CONTO «FRONTEIRA», DE MIGUEL TORGA

TEMA

O conto “Fronteira”, da autoria de Miguel Torga, trata da luta pela sobrevivência à margem da lei, numa

terra hostil, por parte da população de Fronteira. Esta luta pela sobrevivência está patente, sobretudo, na

ação principal do conto.

AÇÃO

Este conto é constituído por duas intrigas: a principal, que trata da luta de fronteira pela sobrevivência,

e a secundária, que aborda os amores entre Isabel e Robalo.

A ação principal é, quanto à composição, aberta, pois o destino dos habitantes de Fronteira não é

conhecido, mas pressupõe-se que continuem a sua luta contínua e diária para sobreviver. Aliás, o narrador

informa-nos que esta luta sempre existiu (“Desde que o mundo é mundo...”) e que não terminará tão cedo

(“…Fronteira e o seu destino.”).

A história de Robalo e Isabel, de certo modo, acaba por comprovar esta ideia, pois Robalo deixa de ser

guarda para se tornar contrabandista.
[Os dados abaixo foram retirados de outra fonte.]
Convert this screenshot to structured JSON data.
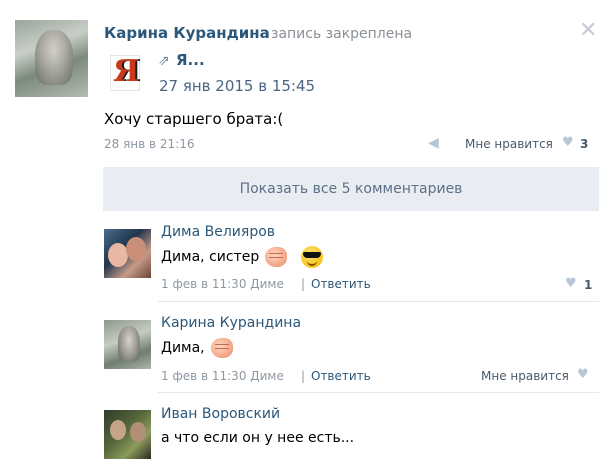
{
  "post": {
    "author": "Карина Курандина",
    "pinned_label": "запись закреплена",
    "close_glyph": "✕",
    "repost": {
      "icon": "share-arrow-icon",
      "title": "Я...",
      "date": "27 янв 2015 в 15:45"
    },
    "text": "Хочу старшего брата:(",
    "date": "28 янв в 21:16",
    "like_label": "Мне нравится",
    "like_count": "3"
  },
  "show_all_comments": "Показать все 5 комментариев",
  "comments": [
    {
      "author": "Дима Велияров",
      "text": "Дима, систер",
      "meta": "1 фев в 11:30 Диме",
      "separator": "|",
      "reply": "Ответить",
      "like_count": "1"
    },
    {
      "author": "Карина Курандина",
      "text": "Дима,",
      "meta": "1 фев в 11:30 Диме",
      "separator": "|",
      "reply": "Ответить",
      "like_label": "Мне нравится"
    },
    {
      "author": "Иван Воровский",
      "text": "а что если он у нее есть..."
    }
  ]
}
E isto tem especial importância, visto que este representa o guarda e

o Estado em toda a sua força, mas que, contudo, acaba por se render à “Lei da Vida”, ou seja, ao

contrabando.

A ação secundária, por sua vez, é fechada, pois conhece-se o destino dos dois amantes – eles acabam

por ficar juntos, após uma série de peripécias que retratam a relação entre os guardas e os

contrabandistas: um entendimento, seguido de uma tensão entre as duas forças até ao alcance de um novo

entendimento ou até à rendição dos guardas ao destino de Fronteira e dos seus habitantes.

Esta ação está encaixada na ação principal através de uma analepse – um recuo no tempo - (“Desses

saltos do quotidiano de Fronteira, o pior foi o que se deu com a vinda do Robalo.”).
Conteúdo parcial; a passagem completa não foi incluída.